At the end of the day, we strap our test gear onto the MC12 to quantify its straight-line capabilities (the black lakes and skidpads were off-limits). To launch the car, simply engage the Race mode (to quicken shifts and allow more wheelspin before the ASR kicks in), then quickly open the throttle about 30 to 50 percent--enough to call for a big clutch drop, but not so much that the engine overpowers the ASR--then feed throttle in gradually as the grip allows. It's easier than it sounds--our second launch is our best. (Note that the rear brakes need to be cool for ASR to work at all.) Get it right, and the tires hook up by around 3500 rpm. Pull the upshift paddle just before fuel shutoff at 7700 rpm in each gear, and 60 mph arrives in 3.7 seconds, the quarter mile in 11.8 at 123.9 mph. That's about 0.3 second behind an Enzo at 60 mph and 0.8 back at the quarter mile. Can't have a Maserati outperforming the ultimate Ferrari, can we? Engine tuning and increased aero drag account for the difference. Perhaps a more apt comparison is with the similarly easy-to-drive Mercedes-Benz McLaren SLR, which performs within a couple tenths of the MC12.
Of course, the SLR offers a trunk that'll carry golf clubs; it costs about half as much as the MC12, and it can be imported legally to the U.S. The MC12 carries nothing but two people, some gloves, and 30 gallons of premium fuel. It sells for 600,000 euros or just a shade under $800,000. It's not homologated for U.S. sale, but a handful of cars can be imported under the show-and-display law. The first 25 cars sold out quickly in 2004. There are more than 25 orders for the 2005 run, but the cars haven't all been assigned yet, so there's still time to fill a suitcase with "incentive" cash and hop a plane to Modena. Do so, and you'll own a car that'll forever keep folks guessing. What's Hot: FIA-approved style and substance; low-danger dynamics; nearly as rare as the last Cooper-Maserati V-12s What's Not: No trunk; no spare tire; no radio Like This? Try These: Saleen S7; 1992-1994 Jaguar XJ220; 1998 Mercedes-Benz CLK-GTR Who's Calling the Shots at Maserati?
The February "sale" of Maserati from Ferrari to Fiat was widely reported to be a simple shell game to move the high costs of developing the Quattroporte and Coupe/Spyder replacement off Ferrari's balance sheets in hopes of boosting the share price when the company goes public, probably within a year. But Maserati stands to gain from the deal, as well.
Here's what happened: Ferrari Maserati Group was divided into two autonomous entities under Fiat SpA, standing alongside Fiat Auto (Alfa Romeo, Lancia, and Fiat brands), Iveco trucks, and CNH (agricultural and industrial products). A technical alliance remains with Ferrari, which will continue to build and co-develop engines and transmissions for Maserati, share Formula One technology, etc. A new commercial and technical partnership has been formed with Alfa Romeo.
Alfa's larger-scale manufacturing and purchasing power are expected to help Maserati expand to fill its 10,000-unit capacity with a higher volume, lower priced product.
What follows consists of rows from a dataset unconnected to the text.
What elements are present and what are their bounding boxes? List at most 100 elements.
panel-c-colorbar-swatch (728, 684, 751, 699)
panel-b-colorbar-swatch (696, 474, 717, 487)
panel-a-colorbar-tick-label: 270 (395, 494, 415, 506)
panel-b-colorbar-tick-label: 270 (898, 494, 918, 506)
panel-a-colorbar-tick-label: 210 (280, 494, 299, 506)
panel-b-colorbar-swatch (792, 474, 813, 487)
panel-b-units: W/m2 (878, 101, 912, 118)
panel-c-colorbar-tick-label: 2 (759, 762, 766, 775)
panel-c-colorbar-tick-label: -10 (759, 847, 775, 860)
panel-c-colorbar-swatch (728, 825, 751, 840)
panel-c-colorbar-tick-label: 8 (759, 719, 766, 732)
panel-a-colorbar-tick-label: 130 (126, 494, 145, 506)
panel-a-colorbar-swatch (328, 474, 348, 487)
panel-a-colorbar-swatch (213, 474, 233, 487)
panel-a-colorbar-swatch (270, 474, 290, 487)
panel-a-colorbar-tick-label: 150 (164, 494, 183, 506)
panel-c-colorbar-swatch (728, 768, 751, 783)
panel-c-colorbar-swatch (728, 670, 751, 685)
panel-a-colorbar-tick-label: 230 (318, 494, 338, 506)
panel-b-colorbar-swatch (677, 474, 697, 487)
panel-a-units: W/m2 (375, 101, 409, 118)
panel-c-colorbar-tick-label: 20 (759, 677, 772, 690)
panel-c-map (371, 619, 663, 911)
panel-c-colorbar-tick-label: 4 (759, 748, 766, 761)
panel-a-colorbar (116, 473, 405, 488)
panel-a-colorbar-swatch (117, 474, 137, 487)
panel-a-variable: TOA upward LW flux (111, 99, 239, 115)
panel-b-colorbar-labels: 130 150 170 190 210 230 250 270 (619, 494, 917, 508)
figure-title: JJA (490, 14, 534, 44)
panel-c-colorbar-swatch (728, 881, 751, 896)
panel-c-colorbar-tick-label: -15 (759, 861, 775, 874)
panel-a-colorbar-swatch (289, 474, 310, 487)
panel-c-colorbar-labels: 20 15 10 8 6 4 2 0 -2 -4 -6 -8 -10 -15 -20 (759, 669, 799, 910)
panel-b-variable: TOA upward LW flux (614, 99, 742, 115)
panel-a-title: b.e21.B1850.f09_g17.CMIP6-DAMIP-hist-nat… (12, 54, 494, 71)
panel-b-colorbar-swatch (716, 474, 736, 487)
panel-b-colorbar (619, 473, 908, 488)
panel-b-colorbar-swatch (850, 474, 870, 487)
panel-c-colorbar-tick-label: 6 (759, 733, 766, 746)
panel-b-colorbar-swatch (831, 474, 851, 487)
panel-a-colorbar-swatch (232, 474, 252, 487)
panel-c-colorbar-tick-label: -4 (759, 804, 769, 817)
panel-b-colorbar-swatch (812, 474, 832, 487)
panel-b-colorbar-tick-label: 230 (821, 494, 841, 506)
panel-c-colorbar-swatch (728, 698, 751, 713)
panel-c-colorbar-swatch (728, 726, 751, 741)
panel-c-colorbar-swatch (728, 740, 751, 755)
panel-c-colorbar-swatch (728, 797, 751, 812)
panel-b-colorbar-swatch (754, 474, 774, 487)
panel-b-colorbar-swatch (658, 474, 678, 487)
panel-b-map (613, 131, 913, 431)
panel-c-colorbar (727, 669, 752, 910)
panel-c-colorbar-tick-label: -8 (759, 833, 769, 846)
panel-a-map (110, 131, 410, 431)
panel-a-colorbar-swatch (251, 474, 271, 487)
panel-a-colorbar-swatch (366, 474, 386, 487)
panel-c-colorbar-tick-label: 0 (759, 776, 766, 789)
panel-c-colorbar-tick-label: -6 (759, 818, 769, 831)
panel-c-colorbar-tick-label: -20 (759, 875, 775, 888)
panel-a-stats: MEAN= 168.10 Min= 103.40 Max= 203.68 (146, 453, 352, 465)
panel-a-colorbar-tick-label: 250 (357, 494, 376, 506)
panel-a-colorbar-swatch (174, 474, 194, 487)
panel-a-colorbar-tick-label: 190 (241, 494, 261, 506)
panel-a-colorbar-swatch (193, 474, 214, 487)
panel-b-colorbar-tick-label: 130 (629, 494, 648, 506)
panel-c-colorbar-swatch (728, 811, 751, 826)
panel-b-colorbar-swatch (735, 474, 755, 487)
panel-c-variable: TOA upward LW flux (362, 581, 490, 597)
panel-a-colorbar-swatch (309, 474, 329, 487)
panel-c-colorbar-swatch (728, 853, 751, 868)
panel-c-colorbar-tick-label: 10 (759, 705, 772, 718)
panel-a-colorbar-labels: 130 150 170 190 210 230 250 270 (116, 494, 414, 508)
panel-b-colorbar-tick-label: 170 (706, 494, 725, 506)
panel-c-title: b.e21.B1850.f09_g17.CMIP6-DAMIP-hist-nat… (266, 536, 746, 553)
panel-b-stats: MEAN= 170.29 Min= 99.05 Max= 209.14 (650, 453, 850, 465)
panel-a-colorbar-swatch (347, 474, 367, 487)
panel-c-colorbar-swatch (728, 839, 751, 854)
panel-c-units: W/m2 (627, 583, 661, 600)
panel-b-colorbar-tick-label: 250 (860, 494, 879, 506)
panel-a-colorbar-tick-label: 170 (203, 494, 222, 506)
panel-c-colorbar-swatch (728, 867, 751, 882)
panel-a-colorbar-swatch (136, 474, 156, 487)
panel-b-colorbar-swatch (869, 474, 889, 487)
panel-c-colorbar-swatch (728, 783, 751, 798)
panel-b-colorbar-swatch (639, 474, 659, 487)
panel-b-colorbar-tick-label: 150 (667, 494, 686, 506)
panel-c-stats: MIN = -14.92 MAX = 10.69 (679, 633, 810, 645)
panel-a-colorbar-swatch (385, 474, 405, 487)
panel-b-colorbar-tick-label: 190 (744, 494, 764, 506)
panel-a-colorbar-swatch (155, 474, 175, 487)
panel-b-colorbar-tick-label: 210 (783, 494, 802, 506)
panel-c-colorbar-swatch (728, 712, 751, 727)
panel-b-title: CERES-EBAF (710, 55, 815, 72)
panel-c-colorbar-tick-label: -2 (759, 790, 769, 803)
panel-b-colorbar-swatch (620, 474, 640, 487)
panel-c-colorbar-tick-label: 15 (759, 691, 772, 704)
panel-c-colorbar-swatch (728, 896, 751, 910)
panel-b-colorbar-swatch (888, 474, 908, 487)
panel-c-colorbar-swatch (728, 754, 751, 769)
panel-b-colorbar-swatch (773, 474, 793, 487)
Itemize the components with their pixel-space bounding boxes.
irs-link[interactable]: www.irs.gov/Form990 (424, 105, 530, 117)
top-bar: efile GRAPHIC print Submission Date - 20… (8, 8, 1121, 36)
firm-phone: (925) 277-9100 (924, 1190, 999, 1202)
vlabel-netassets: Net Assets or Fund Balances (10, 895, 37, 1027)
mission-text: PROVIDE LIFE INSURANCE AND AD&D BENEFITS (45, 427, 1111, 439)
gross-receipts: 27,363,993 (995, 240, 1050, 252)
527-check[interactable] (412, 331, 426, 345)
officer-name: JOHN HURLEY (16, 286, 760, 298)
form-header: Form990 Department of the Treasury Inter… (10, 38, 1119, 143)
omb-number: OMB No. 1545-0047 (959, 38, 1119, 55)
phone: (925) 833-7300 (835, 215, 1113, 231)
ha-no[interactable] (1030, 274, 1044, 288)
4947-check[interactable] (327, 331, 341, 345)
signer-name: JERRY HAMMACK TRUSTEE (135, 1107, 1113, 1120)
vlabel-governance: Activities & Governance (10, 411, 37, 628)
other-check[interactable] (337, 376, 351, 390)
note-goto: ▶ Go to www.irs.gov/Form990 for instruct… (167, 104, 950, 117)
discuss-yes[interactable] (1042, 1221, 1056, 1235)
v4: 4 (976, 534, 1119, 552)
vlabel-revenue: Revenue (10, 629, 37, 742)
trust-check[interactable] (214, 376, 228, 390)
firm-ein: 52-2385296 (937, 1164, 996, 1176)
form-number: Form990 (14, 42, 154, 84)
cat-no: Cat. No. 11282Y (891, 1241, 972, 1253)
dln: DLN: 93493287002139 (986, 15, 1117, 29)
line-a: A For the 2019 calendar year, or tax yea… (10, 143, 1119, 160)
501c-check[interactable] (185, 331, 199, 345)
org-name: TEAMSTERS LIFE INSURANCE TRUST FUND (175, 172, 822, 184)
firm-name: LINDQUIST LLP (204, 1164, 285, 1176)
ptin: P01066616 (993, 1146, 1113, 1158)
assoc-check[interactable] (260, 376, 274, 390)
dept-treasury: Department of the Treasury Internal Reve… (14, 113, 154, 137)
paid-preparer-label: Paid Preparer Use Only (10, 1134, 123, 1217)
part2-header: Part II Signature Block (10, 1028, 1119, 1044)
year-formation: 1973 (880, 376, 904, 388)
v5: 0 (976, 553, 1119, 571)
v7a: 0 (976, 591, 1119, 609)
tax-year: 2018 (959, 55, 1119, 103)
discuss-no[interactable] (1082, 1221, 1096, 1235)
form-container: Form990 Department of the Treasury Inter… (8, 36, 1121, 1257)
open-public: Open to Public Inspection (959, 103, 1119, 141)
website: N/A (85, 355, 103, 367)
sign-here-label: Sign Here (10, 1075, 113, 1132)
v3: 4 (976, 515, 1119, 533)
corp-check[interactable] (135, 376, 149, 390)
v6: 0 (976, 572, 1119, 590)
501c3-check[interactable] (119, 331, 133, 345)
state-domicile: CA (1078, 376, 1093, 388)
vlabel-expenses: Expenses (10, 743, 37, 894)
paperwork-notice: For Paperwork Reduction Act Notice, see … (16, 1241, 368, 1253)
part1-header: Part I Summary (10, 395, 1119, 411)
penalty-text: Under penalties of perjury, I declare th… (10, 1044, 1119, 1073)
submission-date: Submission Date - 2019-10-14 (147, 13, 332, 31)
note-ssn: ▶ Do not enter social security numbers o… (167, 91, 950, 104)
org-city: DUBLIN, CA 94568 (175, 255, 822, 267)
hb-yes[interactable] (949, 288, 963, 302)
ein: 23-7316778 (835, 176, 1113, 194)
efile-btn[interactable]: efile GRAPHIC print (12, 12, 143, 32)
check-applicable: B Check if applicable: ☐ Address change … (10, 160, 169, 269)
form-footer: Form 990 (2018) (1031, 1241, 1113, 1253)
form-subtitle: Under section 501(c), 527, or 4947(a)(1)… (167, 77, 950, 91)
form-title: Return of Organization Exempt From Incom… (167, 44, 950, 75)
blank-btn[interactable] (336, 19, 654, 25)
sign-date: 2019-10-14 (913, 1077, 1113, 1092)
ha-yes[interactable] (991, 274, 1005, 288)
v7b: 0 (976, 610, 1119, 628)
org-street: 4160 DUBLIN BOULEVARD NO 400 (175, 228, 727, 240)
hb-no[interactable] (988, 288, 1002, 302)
The concept has worked for archrival Porsche. With the 911 firmly established as the hallmark of the brand, the German niche-player teamed with the mass-market experts at VW to launch the comparatively high-volume Cayenne.
Will the Trident also build an SUV? Maybe. But there's so little SUV expertise to tap into within Fiat that a better guess might be a Boxster-priced junior sports car, which Alfa could offer more help with.